The annual Reuters Institute Digital News Report, released Tuesday evening, with its survey of more than 93,000 readers in 46 countries, lays out a trio of tough challenges for publishers:
- Selective news avoidance is high and increasing. On average, 38% of those surveyed said that they often or sometimes avoid news on certain topics — especially politics and COVID-19. They find that kind of journalism depressing and repetitive.
- Levels of trust remain low. Only 42% of those surveyed said they trust most news most of the time. As was the case a year ago, the United States finishes dead last among the countries with just 26% expressing trust, a three-point dip from 2021.
- Progress on getting users to pay for digital news remains halting. In the U.S., 19% pay for at least some online news, but large national newspapers are capturing most of that action. Paid digital subscriptions for regional titles are a much harder sell.

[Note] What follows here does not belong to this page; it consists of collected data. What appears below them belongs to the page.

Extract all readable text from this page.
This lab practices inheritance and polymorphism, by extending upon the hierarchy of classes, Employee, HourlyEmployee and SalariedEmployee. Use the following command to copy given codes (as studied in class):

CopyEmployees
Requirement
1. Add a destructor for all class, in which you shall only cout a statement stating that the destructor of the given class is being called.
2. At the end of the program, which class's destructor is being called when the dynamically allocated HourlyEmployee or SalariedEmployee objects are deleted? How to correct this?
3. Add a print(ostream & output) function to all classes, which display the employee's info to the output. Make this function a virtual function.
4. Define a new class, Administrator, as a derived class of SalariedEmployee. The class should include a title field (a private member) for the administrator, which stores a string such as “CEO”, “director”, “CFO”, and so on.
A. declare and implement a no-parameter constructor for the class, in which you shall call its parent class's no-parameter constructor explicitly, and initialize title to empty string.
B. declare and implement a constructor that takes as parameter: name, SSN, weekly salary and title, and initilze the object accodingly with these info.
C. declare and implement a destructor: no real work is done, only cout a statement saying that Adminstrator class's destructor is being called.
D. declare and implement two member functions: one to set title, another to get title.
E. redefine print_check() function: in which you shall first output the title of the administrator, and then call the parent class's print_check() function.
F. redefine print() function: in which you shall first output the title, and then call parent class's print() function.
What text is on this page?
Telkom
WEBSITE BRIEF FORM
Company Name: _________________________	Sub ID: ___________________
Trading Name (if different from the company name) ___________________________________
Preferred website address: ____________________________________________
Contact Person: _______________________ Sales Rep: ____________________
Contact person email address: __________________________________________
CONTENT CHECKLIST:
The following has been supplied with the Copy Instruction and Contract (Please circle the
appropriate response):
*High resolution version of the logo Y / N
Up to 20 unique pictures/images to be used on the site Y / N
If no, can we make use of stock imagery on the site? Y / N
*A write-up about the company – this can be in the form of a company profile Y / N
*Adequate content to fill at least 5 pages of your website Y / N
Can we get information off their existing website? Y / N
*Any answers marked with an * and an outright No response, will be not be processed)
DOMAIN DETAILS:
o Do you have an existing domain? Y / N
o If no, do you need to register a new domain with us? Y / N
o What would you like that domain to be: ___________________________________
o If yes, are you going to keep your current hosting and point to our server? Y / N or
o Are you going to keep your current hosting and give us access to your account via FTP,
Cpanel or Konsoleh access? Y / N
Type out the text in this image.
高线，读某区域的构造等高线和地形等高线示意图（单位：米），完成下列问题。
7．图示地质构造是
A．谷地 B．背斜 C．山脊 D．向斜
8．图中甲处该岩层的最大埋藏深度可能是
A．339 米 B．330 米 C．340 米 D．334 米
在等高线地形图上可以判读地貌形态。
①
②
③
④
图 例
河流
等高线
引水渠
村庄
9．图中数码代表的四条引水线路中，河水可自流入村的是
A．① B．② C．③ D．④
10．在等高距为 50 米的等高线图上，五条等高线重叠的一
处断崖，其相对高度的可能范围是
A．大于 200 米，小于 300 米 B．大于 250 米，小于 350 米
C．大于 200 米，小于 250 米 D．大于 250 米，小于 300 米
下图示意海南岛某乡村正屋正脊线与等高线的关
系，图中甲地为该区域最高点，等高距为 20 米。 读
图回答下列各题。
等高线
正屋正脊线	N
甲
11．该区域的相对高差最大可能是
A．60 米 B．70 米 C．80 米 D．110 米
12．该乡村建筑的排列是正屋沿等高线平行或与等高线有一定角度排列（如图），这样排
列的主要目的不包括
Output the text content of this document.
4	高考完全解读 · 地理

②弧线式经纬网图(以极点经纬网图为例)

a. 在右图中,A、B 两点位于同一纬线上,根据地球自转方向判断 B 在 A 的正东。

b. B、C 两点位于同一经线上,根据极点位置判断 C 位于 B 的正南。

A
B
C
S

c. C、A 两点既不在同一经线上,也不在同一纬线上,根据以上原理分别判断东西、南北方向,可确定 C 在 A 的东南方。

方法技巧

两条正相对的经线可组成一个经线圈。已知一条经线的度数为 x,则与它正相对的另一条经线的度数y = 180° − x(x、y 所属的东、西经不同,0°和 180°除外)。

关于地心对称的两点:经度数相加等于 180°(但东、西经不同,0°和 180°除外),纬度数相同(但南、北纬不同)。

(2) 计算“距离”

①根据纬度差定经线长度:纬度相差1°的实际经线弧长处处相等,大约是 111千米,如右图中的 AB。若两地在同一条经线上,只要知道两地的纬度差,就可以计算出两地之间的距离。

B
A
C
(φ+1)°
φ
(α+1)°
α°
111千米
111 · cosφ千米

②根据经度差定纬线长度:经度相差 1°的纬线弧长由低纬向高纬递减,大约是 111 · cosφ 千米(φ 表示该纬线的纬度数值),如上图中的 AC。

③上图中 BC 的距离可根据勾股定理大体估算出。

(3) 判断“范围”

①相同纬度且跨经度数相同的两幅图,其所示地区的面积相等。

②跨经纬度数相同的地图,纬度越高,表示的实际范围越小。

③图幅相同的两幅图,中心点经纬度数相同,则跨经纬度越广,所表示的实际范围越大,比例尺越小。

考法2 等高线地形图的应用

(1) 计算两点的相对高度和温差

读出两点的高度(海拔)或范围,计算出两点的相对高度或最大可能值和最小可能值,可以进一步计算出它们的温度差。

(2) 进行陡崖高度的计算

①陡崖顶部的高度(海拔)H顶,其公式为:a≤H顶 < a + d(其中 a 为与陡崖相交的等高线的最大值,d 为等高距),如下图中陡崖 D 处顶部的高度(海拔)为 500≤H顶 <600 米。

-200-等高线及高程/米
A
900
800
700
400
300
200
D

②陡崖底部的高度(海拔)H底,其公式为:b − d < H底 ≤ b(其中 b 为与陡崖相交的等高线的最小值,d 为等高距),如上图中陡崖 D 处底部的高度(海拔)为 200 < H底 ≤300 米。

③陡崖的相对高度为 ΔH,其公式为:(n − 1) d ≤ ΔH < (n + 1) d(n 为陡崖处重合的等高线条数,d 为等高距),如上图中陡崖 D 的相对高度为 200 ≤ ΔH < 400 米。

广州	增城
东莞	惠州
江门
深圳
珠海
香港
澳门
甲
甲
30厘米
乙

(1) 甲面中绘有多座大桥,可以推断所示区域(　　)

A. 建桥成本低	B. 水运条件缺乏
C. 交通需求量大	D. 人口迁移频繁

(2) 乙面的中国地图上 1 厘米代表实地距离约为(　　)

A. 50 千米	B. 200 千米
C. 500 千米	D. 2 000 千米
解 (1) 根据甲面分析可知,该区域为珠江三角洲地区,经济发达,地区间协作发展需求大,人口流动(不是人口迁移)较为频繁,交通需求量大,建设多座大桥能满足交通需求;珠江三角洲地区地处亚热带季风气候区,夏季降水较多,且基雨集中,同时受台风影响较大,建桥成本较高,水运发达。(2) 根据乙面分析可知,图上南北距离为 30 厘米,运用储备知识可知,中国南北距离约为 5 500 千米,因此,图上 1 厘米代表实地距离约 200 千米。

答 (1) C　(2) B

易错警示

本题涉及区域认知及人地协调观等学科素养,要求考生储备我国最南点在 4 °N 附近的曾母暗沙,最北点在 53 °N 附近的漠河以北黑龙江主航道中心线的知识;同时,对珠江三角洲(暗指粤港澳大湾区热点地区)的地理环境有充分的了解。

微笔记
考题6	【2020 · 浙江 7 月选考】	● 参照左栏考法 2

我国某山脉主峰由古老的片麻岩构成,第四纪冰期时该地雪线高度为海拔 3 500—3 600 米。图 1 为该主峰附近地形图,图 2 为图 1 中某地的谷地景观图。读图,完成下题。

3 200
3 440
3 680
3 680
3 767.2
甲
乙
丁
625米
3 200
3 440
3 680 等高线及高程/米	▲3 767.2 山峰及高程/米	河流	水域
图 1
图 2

Also, despite the attention to Substack successes, individual brands are so far a blip. In the U.S., only 7% of the group who do pay for any subscriptions pay for one or more newsletters.
While news avoidance has been on the radar for some time, Oxford-based Reuters digs a bit deeper.
The survey is repeated year-to-year, and the rate for selective avoidance has gone up significantly in the last five years — from 29% as measured in 2017 to the current 38%.